雇入時の健康診断

雇入時の健康診断

  • 従業員を採用するときは、健康診断を実施していますか?
  • 労働安全衛生法により、従業員を雇い入れるときは健康診断を行うことが義務付けられています。

【解説】

労働安全衛生法に基づいて、毎年1回は定期健康診断を実施していると思います。

労働安全衛生法では、定期健康診断の他に、雇入時の健康診断についても規定されています。まず、労働安全衛生法によって、次のように定められています。

「事業者は、労働者に対し、厚生労働省令で定めるところにより、医師による健康診断を行わなければならない。」

ここでは健康診断を行うことだけが規定されていて、具体的には「厚生労働省令で定める」ことになっています。そして、厚生労働省令(労働安全衛生規則)では、雇入時の健康診断について、次のように定められています。

「事業者は、常時使用する労働者を雇い入れるときは、当該労働者に対し、次の項目について医師による健康診断を行わなければならない。ただし、医師による健康診断を受けた後、3ヶ月を経過しない者を雇い入れる場合において、その者が当該健康診断の結果を証明する書面を提出したときは、当該健康診断の項目に相当する項目については、この限りでない。」

この後に、診断項目が列挙されています。

この規定では、「常時使用する労働者」となっています。つまり、全ての従業員が対象ということではありません。
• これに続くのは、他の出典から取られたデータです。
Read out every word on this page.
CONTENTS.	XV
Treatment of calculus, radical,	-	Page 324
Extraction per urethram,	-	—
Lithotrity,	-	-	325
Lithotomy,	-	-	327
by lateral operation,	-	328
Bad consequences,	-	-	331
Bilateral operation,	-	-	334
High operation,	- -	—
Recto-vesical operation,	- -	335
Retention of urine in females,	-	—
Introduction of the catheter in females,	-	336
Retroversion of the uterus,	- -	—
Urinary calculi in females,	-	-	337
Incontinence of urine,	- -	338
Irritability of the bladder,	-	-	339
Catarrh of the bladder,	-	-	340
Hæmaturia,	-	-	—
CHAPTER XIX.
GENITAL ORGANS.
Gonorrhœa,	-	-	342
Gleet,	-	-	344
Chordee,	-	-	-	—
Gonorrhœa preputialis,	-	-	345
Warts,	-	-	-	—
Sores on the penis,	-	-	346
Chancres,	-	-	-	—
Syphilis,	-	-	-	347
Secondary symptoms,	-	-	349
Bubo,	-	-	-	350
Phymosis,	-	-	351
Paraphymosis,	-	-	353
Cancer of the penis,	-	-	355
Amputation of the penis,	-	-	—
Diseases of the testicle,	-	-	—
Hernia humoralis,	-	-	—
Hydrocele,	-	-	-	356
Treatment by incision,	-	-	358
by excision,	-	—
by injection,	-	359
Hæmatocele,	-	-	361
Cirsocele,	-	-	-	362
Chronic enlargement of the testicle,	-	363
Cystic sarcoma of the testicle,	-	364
「常時使用する労働者」とは、次の要件を“両方とも”満たす者とされています。

  1. 無期契約で雇用した者、又は、有期契約で1年以上雇用することを予定している者
  2. 1週間の所定労働時間が30時間以上の者(正社員の1週間の所定労働時間が40時間の会社の場合)

したがって、1週間の所定労働時間が30時間未満の者、又は、1年以上雇用する見込みがない者、のどちらかに該当する場合は対象外になります。

なお、これに該当する従業員については、定期健康診断についても対象外になります。パートタイマー等の雇用形態は関係ありません。

また、健康診断を受けて3ヶ月以内に雇い入れる場合に、その健康診断の結果を会社に提出したときは、雇入時の健康診断が免除されることも規定されています。

転職前の会社で受診した健康診断の結果を提出してもらうケースがありますが、3ヶ月より前に実施した健康診断の結果では免除されません。その場合は、雇入時の健康診断を実施しないといけません。ただし、1年以内に会社で行う定期健康診断を省略できます。

雇入時の健康診断は、いつまでに実施しなければならないという期限が具体的に設定されていません。入社前は3ヶ月前まで認められることから、入社後も3ヶ月後までは認められるという見解があります。

また、雇入時の健康診断は、適正配置、入職後の健康管理を目的として行うものとされています。試用期間を3ヶ月としている会社が多いことから、3ヶ月以内であれば目的に反しないと考えることもできます。

したがって、入社して3ヶ月以内に会社で定期健康診断の実施を予定している場合は、それを雇入時の健康診断とすることも可能と考えられます。